Published June 12, 2007


WASHINGTON - Attorney General Alberto Gonzales survived a climactic no-confidence vote in the Senate on Monday and, with the support of the White House, appears to have weathered a monthslong storm of criticism and investigation that once imperiled his tenure at the Justice Department.

Most Republicans, even those who had been critical of Gonzales, closed ranks, and Democrats fell well short of winning the votes necessary to move forward with a resolution declaring that the Senate and the "American people" had lost confidence in him. Senate Democrats' attempt to bring up the resolution received 53 of the 60 votes needed to end unlimited debate.

Democrats vowed to continue their investigation into whether Gonzales, in tandem with the White House, had politicized hiring decisions and various investigations at the Justice Department in ways that would boost Republicans. There were signs that Democrats were on the verge of taking that investigation to a new level, possibly by issuing subpoenas to the White House for documents and testimony of such figures as political operative Karl Rove.

But the 53-38 vote suggests that the Democrats do not have the political might to force the issue.

Gonzales already had won a vote of confidence from President Bush weeks ago. "There is only one vote that matters, and he's got it, " said Charles Black, a Republican political consultant with ties to the White House.

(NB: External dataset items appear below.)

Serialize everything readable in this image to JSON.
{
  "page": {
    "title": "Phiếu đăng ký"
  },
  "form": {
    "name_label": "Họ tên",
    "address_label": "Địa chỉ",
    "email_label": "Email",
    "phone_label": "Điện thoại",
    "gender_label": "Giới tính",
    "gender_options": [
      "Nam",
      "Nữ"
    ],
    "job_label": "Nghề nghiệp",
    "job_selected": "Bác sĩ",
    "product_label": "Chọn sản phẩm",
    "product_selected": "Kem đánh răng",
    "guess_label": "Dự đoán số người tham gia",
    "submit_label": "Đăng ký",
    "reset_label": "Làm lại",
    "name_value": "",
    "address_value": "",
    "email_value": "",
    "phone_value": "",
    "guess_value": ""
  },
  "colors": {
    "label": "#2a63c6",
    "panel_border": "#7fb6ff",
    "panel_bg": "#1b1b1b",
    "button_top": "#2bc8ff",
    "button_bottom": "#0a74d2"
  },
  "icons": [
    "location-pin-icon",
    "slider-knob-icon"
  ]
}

Short of impeachment, Congress has no authority to oust a Cabinet member.

Observing that his term expires with Bush's in 18 months, Gonzales said in Miami Monday that he was planning on "sprinting to the finish line" with a full agenda of initiatives. "The department is not going to stumble, nor crawl to the finish line, " Gonzales said.

How effective Gonzales can be for the balance of the Bush presidency is far from clear, however. With Democrats holding the purse strings, it is unlikely that Congress will be backing major new Justice Department initiatives.

Fast Facts:

How they voted

"Yes" was a vote to proceed with the resolution and "no" was a vote to block it.

Florida: Mel Martinez, R, no; Bill Nelson, D, yes.

Republicans voting yes: John Sununu of New Hampshire; Gordon Smith of Oregon; Chuck Hagel of Nebraska; Norm Coleman of Minnesota; Arlen Specter of Pennsylvania; Olympia Snowe and Susan Collins of Maine.